Overview
Objectives
- Examine how country music was first discovered by record executives such as Ralph Peer and what made it so commercially appealing
- Identify early recording artists who increased the commercial appeal of hillbilly music.
- Recognize the several subgenres of country music developed during and after World War II.
- Identify instruments played in a bluegrass ensemble
- Recall the BMI and the ASCAP strike in the early 1940s and how it helped the development and distribution of early country music.
Introduction
First called "hillbilly music," early country and western music was recorded in the American South by record producers who were looking for a new and commercially-appealing sound. Record companies eventually dropped the term "hillbilly music" in favor of "country and western music," which was then shortened to just "country." With the advent of radio, this type of music became incredibly popular, spawning a number of subgenres in the 1940s, such as bluegrass, honky-tonk, and country crooning.

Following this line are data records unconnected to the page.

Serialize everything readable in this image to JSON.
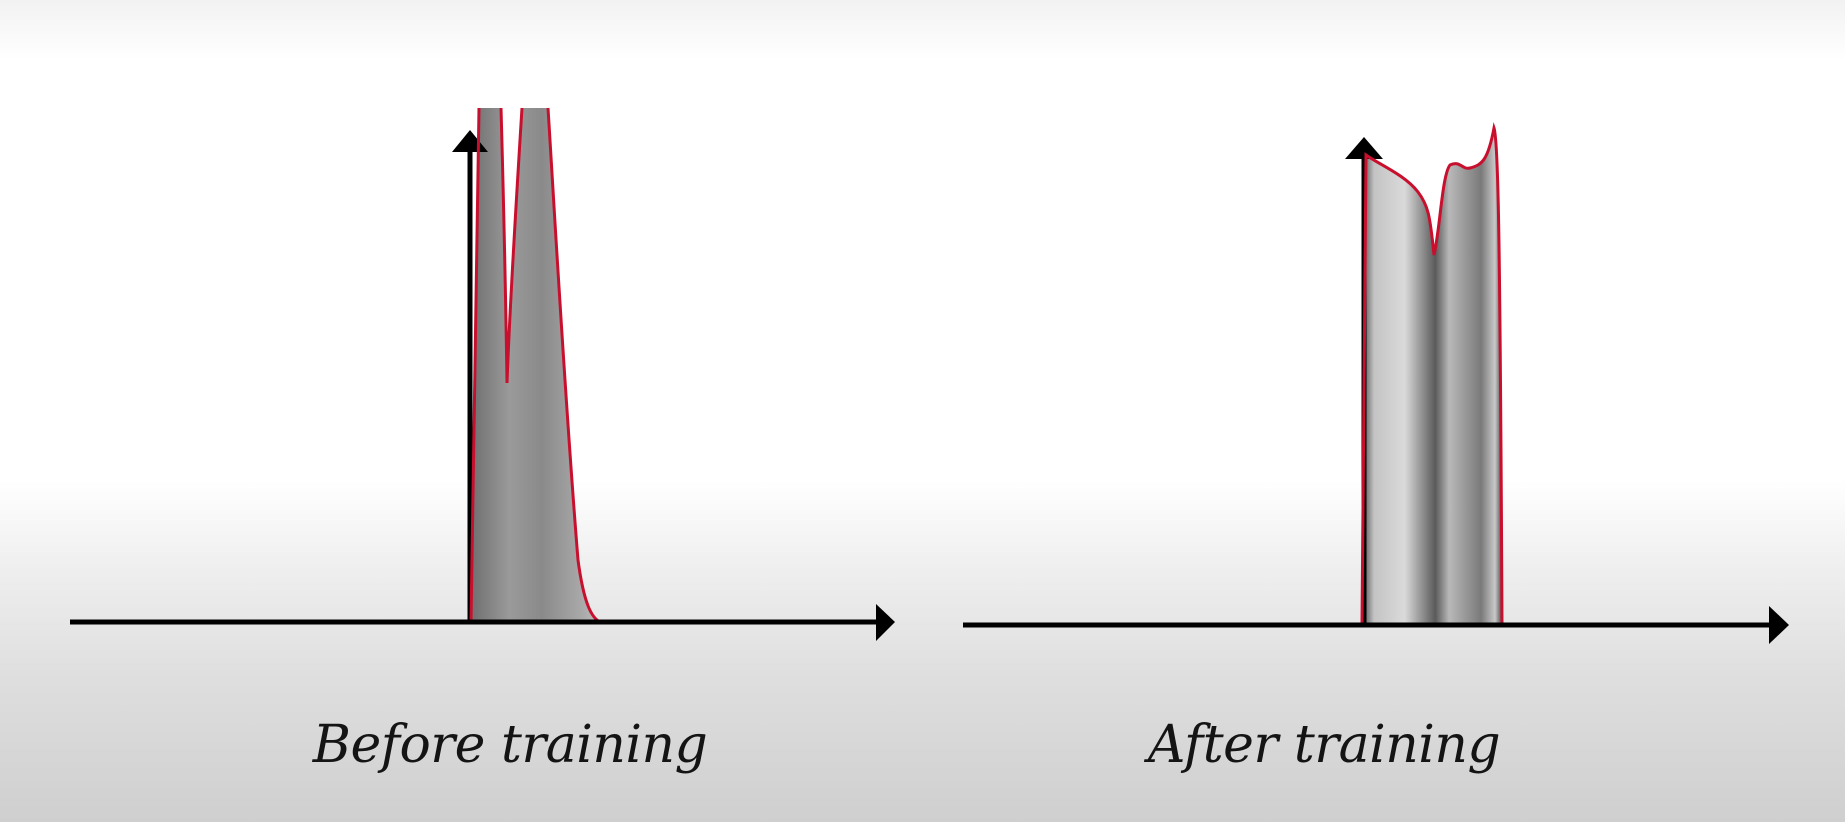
{
  "panels": [
    {
      "caption": "Before training",
      "curve_color": "#c8102e",
      "fill_color": "#888888"
    },
    {
      "caption": "After training",
      "curve_color": "#c8102e",
      "fill_color": "#b4b4b4"
    }
  ],
  "colors": {
    "axis": "#000000",
    "curve": "#c8102e"
  }
}
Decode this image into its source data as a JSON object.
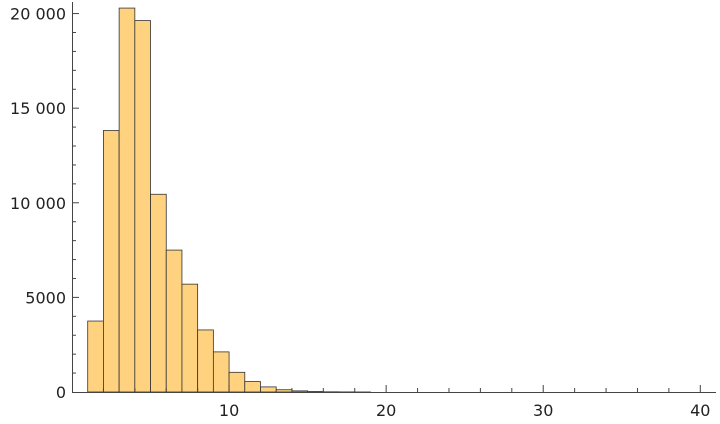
{
  "chart_data": {
    "type": "bar",
    "title": "",
    "xlabel": "",
    "ylabel": "",
    "xlim": [
      0,
      41
    ],
    "ylim": [
      0,
      20400
    ],
    "x_ticks": [
      10,
      20,
      30,
      40
    ],
    "x_tick_labels": [
      "10",
      "20",
      "30",
      "40"
    ],
    "y_ticks": [
      0,
      5000,
      10000,
      15000,
      20000
    ],
    "y_tick_labels": [
      "0",
      "5000",
      "10 000",
      "15 000",
      "20 000"
    ],
    "bin_width": 1,
    "bin_starts": [
      1,
      2,
      3,
      4,
      5,
      6,
      7,
      8,
      9,
      10,
      11,
      12,
      13,
      14,
      15,
      16,
      17,
      18
    ],
    "values": [
      3750,
      13820,
      20290,
      19630,
      10450,
      7500,
      5700,
      3280,
      2120,
      1040,
      550,
      270,
      120,
      60,
      25,
      10,
      5,
      2
    ],
    "bar_color": "#FFD27F",
    "bar_stroke": "#333333",
    "axis_color": "#444444",
    "grid": false
  }
}
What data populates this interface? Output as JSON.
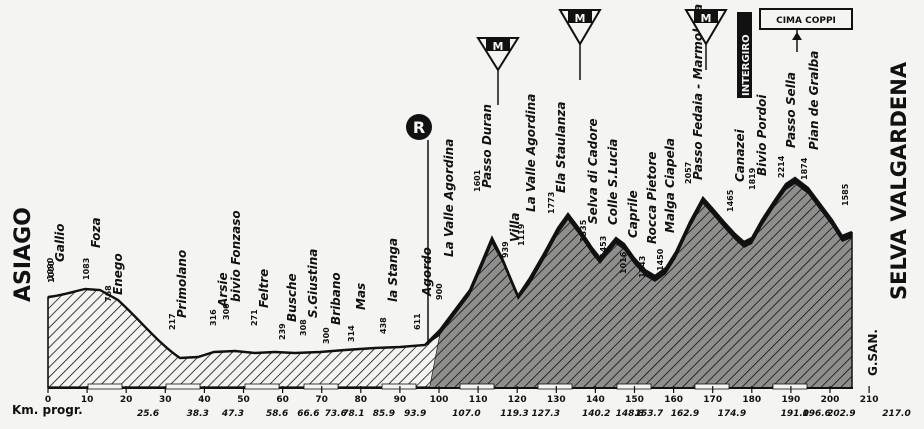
{
  "start_town": "ASIAGO",
  "finish_town": "SELVA VALGARDENA",
  "axis_label": "Km. progr.",
  "signature": "G.SAN.",
  "cima_coppi": "CIMA COPPI",
  "intergiro": "INTERGIRO",
  "refuel_symbol": "R",
  "mountain_symbol": "M",
  "ticks": [
    "0",
    "10",
    "20",
    "30",
    "40",
    "50",
    "60",
    "70",
    "80",
    "90",
    "100",
    "110",
    "120",
    "130",
    "140",
    "150",
    "160",
    "170",
    "180",
    "190",
    "200",
    "210"
  ],
  "km_points": [
    "25.6",
    "38.3",
    "47.3",
    "58.6",
    "66.6",
    "73.6",
    "78.1",
    "85.9",
    "93.9",
    "107.0",
    "119.3",
    "127.3",
    "140.2",
    "148.8",
    "153.7",
    "162.9",
    "174.9",
    "191.0",
    "196.6",
    "202.9",
    "217.0"
  ],
  "places": [
    {
      "name": "Gallio",
      "alt": "1090"
    },
    {
      "name": "Foza",
      "alt": "1083"
    },
    {
      "name": "Enego",
      "alt": "768"
    },
    {
      "name": "Primolano",
      "alt": "217"
    },
    {
      "name": "Arsie",
      "alt": "316"
    },
    {
      "name": "bivio Fonzaso",
      "alt": "300"
    },
    {
      "name": "Feltre",
      "alt": "271"
    },
    {
      "name": "Busche",
      "alt": "239"
    },
    {
      "name": "S.Giustina",
      "alt": "308"
    },
    {
      "name": "Bribano",
      "alt": "300"
    },
    {
      "name": "Mas",
      "alt": "314"
    },
    {
      "name": "la Stanga",
      "alt": "438"
    },
    {
      "name": "Agordo",
      "alt": "611"
    },
    {
      "name": "La Valle Agordina",
      "alt": "900"
    },
    {
      "name": "Passo Duran",
      "alt": "1601"
    },
    {
      "name": "Villa",
      "alt": "939"
    },
    {
      "name": "La Valle Agordina",
      "alt": "1119"
    },
    {
      "name": "Ela Staulanza",
      "alt": "1773"
    },
    {
      "name": "Selva di Cadore",
      "alt": "1335"
    },
    {
      "name": "Colle S.Lucia",
      "alt": "1453"
    },
    {
      "name": "Caprile",
      "alt": "1016"
    },
    {
      "name": "Rocca Pietore",
      "alt": "1143"
    },
    {
      "name": "Malga Ciapela",
      "alt": "1450"
    },
    {
      "name": "Passo Fedaia - Marmolada",
      "alt": "2057"
    },
    {
      "name": "Canazei",
      "alt": "1465"
    },
    {
      "name": "Bivio Pordoi",
      "alt": "1819"
    },
    {
      "name": "Passo Sella",
      "alt": "2214"
    },
    {
      "name": "Pian de Gralba",
      "alt": "1874"
    },
    {
      "name": "",
      "alt": "1585"
    }
  ],
  "start_alt": "1000",
  "colors": {
    "ink": "#111111",
    "paper": "#f4f4f2"
  }
}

The migration of southern Americans to northern urban areas further increased the demand for radio broadcasts of country and western music, and the Grand Ole Opry became a particular favorite for radio listening audiences. During the 1930s and 1940s, the film popularity of singers such as Gene Autry cemented the image of the so-called "singing cowboy" in the minds of many Americans. Another artist who represented this early country and western music was the troubled honky-tonk singer Hank Williams, who epitomized the genre in the late 1940s and early 1950s.
"The very beginning of country music can be traced to folk songs played by immigrants that settled in the Appalachian Mountains."